= Ritva Reinikka =

Finnish developmental economist

Ritva Sinikka Reinikka also known as Reinikka-Soininen is a Finnish economist, known for her work with the World Bank, particularly in the field of African development.

== Early life and education ==
Ritva Reinikka completed her early education at the Kouvola Comprehensive School in Finland. She then pursued higher education at the Helsinki School of Economics, where she obtained a master's degree majoring in economic geography and minoring in business administration. In 1978, Reinikka joined the Development Cooperation Department of the Finnish Ministry for Foreign Affairs. From 1982 to 1983 she worked for the United Nations Children's Fund in Lesotho. Afterwards, she undertook further studies in economics at the University of Montreal during the academic year 1983–1984. She graduated as a Licentiate of Economics and Business Administration from Helsinki School of Economics in 1990. Reinikka then pursued her doctoral studies at Oxford University, working under the guidance of Professor Paul Collier. In 1993, she defended her doctoral thesis titled "Credibility, speculation and the speed of trade liberalization with an application to Kenya."

== World Bank ==
Following the completion of her doctorate, Reinikka joined the Centre for the Study of African Economies at Oxford University. Shortly thereafter, in 1993, she embarked on a career with the World Bank as an economist, focusing primarily on East Africa. Over the years, Reinikka held various positions within the institution, including research manager for the World Bank's Development Research Group, director for Africa and the Middle East and North Africa, and country manager for Southern Africa.

Until the end of 2013, Reinikka served as the director of the World Bank's Human Development Programme for Africa, overseeing and implementing projects aimed at improving the quality of life and well-being of African populations. In 2013, she transitioned to working as an independent development economist. Reinikka also contributed her expertise as a special advisor to the European Union Commissioner for International Partnership. In 2019, she took on a professorship at the Aalto University School of Business as Professor of Practice in developmental economics.
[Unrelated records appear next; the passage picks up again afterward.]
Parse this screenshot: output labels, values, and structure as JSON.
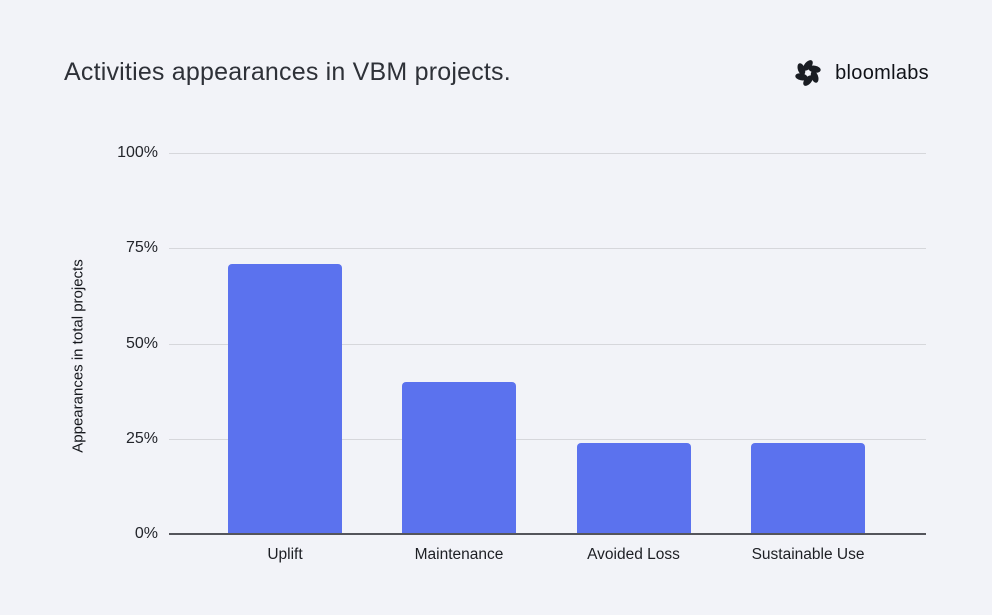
{
  "header": {
    "title": "Activities appearances in VBM projects.",
    "brand": {
      "name": "bloomlabs",
      "icon": "pinwheel-flower-icon"
    }
  },
  "chart_data": {
    "type": "bar",
    "title": "Activities appearances in VBM projects.",
    "categories": [
      "Uplift",
      "Maintenance",
      "Avoided Loss",
      "Sustainable Use"
    ],
    "values": [
      71,
      40,
      24,
      24
    ],
    "xlabel": "",
    "ylabel": "Appearances in total projects",
    "ylim": [
      0,
      100
    ],
    "yticks": [
      {
        "value": 0,
        "label": "0%"
      },
      {
        "value": 25,
        "label": "25%"
      },
      {
        "value": 50,
        "label": "50%"
      },
      {
        "value": 75,
        "label": "75%"
      },
      {
        "value": 100,
        "label": "100%"
      }
    ],
    "grid": true,
    "legend": "none"
  },
  "colors": {
    "background": "#f2f3f8",
    "bar": "#5b72ee",
    "gridline": "#d6d7db",
    "axis_line": "#54555b",
    "title_text": "#2e3138",
    "tick_text": "#23252b",
    "brand_text": "#101218",
    "brand_icon": "#1a1d23"
  }
}
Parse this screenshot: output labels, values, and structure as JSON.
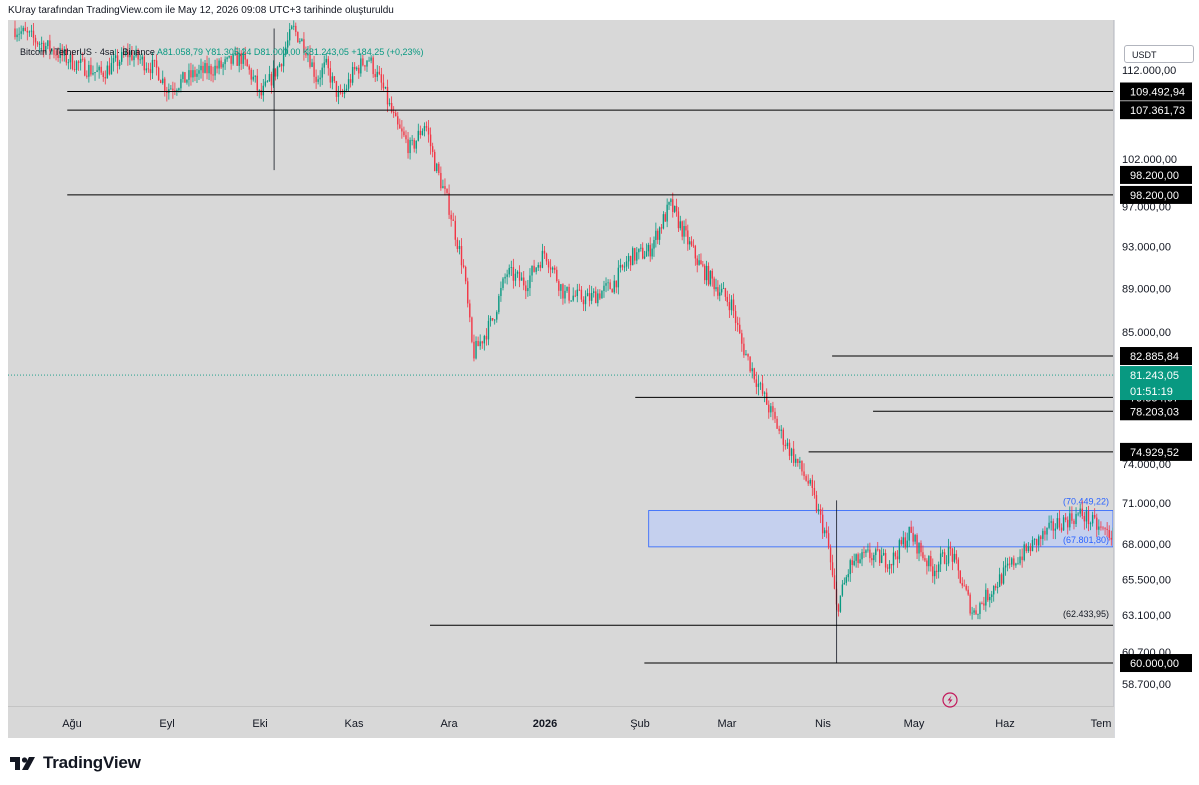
{
  "header": {
    "caption": "KUray tarafından TradingView.com ile May 12, 2026 09:08 UTC+3 tarihinde oluşturuldu"
  },
  "legend": {
    "symbol": "Bitcoin / TetherUS · 4sa · Binance",
    "ohlc": "A81.058,79 Y81.305,24 D81.000,00 K81.243,05 +184,25 (+0,23%)"
  },
  "currency": "USDT",
  "footer": {
    "brand": "TradingView"
  },
  "colors": {
    "background": "#d8d8d8",
    "up_candle": "#089981",
    "down_candle": "#f23645",
    "zone_fill": "#c5d0ee",
    "zone_border": "#2962ff",
    "last_price": "#089981",
    "line": "#000000"
  },
  "chart_data": {
    "type": "candlestick",
    "x_axis": {
      "labels": [
        "Ağu",
        "Eyl",
        "Eki",
        "Kas",
        "Ara",
        "2026",
        "Şub",
        "Mar",
        "Nis",
        "May",
        "Haz",
        "Tem"
      ]
    },
    "y_axis": {
      "ticks": [
        "112.000,00",
        "102.000,00",
        "97.000,00",
        "93.000,00",
        "89.000,00",
        "85.000,00",
        "74.000,00",
        "71.000,00",
        "68.000,00",
        "65.500,00",
        "63.100,00",
        "60.700,00",
        "58.700,00"
      ],
      "tick_values": [
        112000,
        102000,
        97000,
        93000,
        89000,
        85000,
        74000,
        71000,
        68000,
        65500,
        63100,
        60700,
        58700
      ],
      "scale": "log",
      "range": [
        57000,
        117000
      ]
    },
    "horizontal_levels": [
      {
        "value": 109492.94,
        "label": "109.492,94",
        "start_month": -0.05
      },
      {
        "value": 107361.73,
        "label": "107.361,73",
        "start_month": -0.05
      },
      {
        "value": 98200.0,
        "label": "98.200,00",
        "start_month": -0.05
      },
      {
        "value": 82885.84,
        "label": "82.885,84",
        "start_month": 8.1
      },
      {
        "value": 79354.67,
        "label": "79.354,67",
        "start_month": 5.95
      },
      {
        "value": 78203.03,
        "label": "78.203,03",
        "start_month": 8.55
      },
      {
        "value": 74929.52,
        "label": "74.929,52",
        "start_month": 7.85
      },
      {
        "value": 62433.95,
        "label": "(62.433,95)",
        "start_month": 3.8
      },
      {
        "value": 60000.0,
        "label": "60.000,00",
        "start_month": 6.05
      }
    ],
    "extra_price_badge": {
      "value": 98200.0,
      "label": "98.200,00"
    },
    "zone": {
      "low": 67801.8,
      "high": 70449.22,
      "low_label": "(67.801,80)",
      "high_label": "(70.449,22)",
      "start_month": 6.1
    },
    "last_price": {
      "value": 81243.05,
      "label": "81.243,05",
      "countdown": "01:51:19"
    },
    "price_path": [
      [
        -0.6,
        117000
      ],
      [
        -0.3,
        115000
      ],
      [
        0.0,
        113000
      ],
      [
        0.3,
        111500
      ],
      [
        0.6,
        114000
      ],
      [
        0.9,
        112000
      ],
      [
        1.0,
        109800
      ],
      [
        1.3,
        111500
      ],
      [
        1.6,
        112500
      ],
      [
        1.8,
        113500
      ],
      [
        1.95,
        110500
      ],
      [
        2.0,
        108800
      ],
      [
        2.2,
        112500
      ],
      [
        2.35,
        117000
      ],
      [
        2.5,
        114500
      ],
      [
        2.6,
        111000
      ],
      [
        2.7,
        112500
      ],
      [
        2.85,
        108500
      ],
      [
        3.0,
        111800
      ],
      [
        3.15,
        113500
      ],
      [
        3.3,
        110000
      ],
      [
        3.45,
        105500
      ],
      [
        3.6,
        103000
      ],
      [
        3.75,
        106000
      ],
      [
        3.85,
        101500
      ],
      [
        4.0,
        97000
      ],
      [
        4.15,
        91000
      ],
      [
        4.25,
        83000
      ],
      [
        4.45,
        86000
      ],
      [
        4.6,
        90500
      ],
      [
        4.8,
        89500
      ],
      [
        5.0,
        92500
      ],
      [
        5.2,
        88500
      ],
      [
        5.45,
        88000
      ],
      [
        5.7,
        89200
      ],
      [
        5.9,
        92000
      ],
      [
        6.1,
        92500
      ],
      [
        6.35,
        97200
      ],
      [
        6.55,
        93500
      ],
      [
        6.7,
        91000
      ],
      [
        6.85,
        89500
      ],
      [
        7.05,
        87500
      ],
      [
        7.15,
        84000
      ],
      [
        7.35,
        80000
      ],
      [
        7.55,
        76500
      ],
      [
        7.85,
        72500
      ],
      [
        8.05,
        68200
      ],
      [
        8.15,
        63500
      ],
      [
        8.3,
        66500
      ],
      [
        8.5,
        67200
      ],
      [
        8.75,
        66800
      ],
      [
        8.95,
        68800
      ],
      [
        9.2,
        66200
      ],
      [
        9.4,
        67500
      ],
      [
        9.65,
        63200
      ],
      [
        9.85,
        64800
      ],
      [
        10.1,
        66800
      ],
      [
        10.3,
        68000
      ],
      [
        10.55,
        69500
      ],
      [
        10.8,
        70200
      ],
      [
        11.0,
        69000
      ],
      [
        11.2,
        68500
      ],
      [
        11.4,
        67200
      ],
      [
        11.6,
        66500
      ],
      [
        11.8,
        67000
      ],
      [
        12.0,
        68500
      ],
      [
        12.2,
        70000
      ],
      [
        12.45,
        71200
      ],
      [
        12.7,
        73000
      ],
      [
        12.9,
        74500
      ],
      [
        13.1,
        75500
      ],
      [
        13.3,
        77500
      ],
      [
        13.5,
        78800
      ],
      [
        13.7,
        78000
      ],
      [
        13.9,
        76800
      ],
      [
        14.1,
        79200
      ],
      [
        14.3,
        80500
      ],
      [
        14.55,
        81800
      ],
      [
        14.75,
        81200
      ],
      [
        14.8,
        81243
      ]
    ]
  }
}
== Accolades and recognition ==
In 2002, she received the World Bank President's Award of Excellence, acknowledging her outstanding achievements and dedication to her work. In 2014, the Finnish Cultural Foundation awarded her the Prize of the Finnish Cultural Foundation highlighting the significant impact of her research, particularly in terms of promoting more efficient utilisation of tax funds and development grants in developing countries. In 2022, Reinikka was jointly awarded the Lifetime Achievement Award by the Yrjö Jahnsson Foundation, along with Pertti Haaparanta.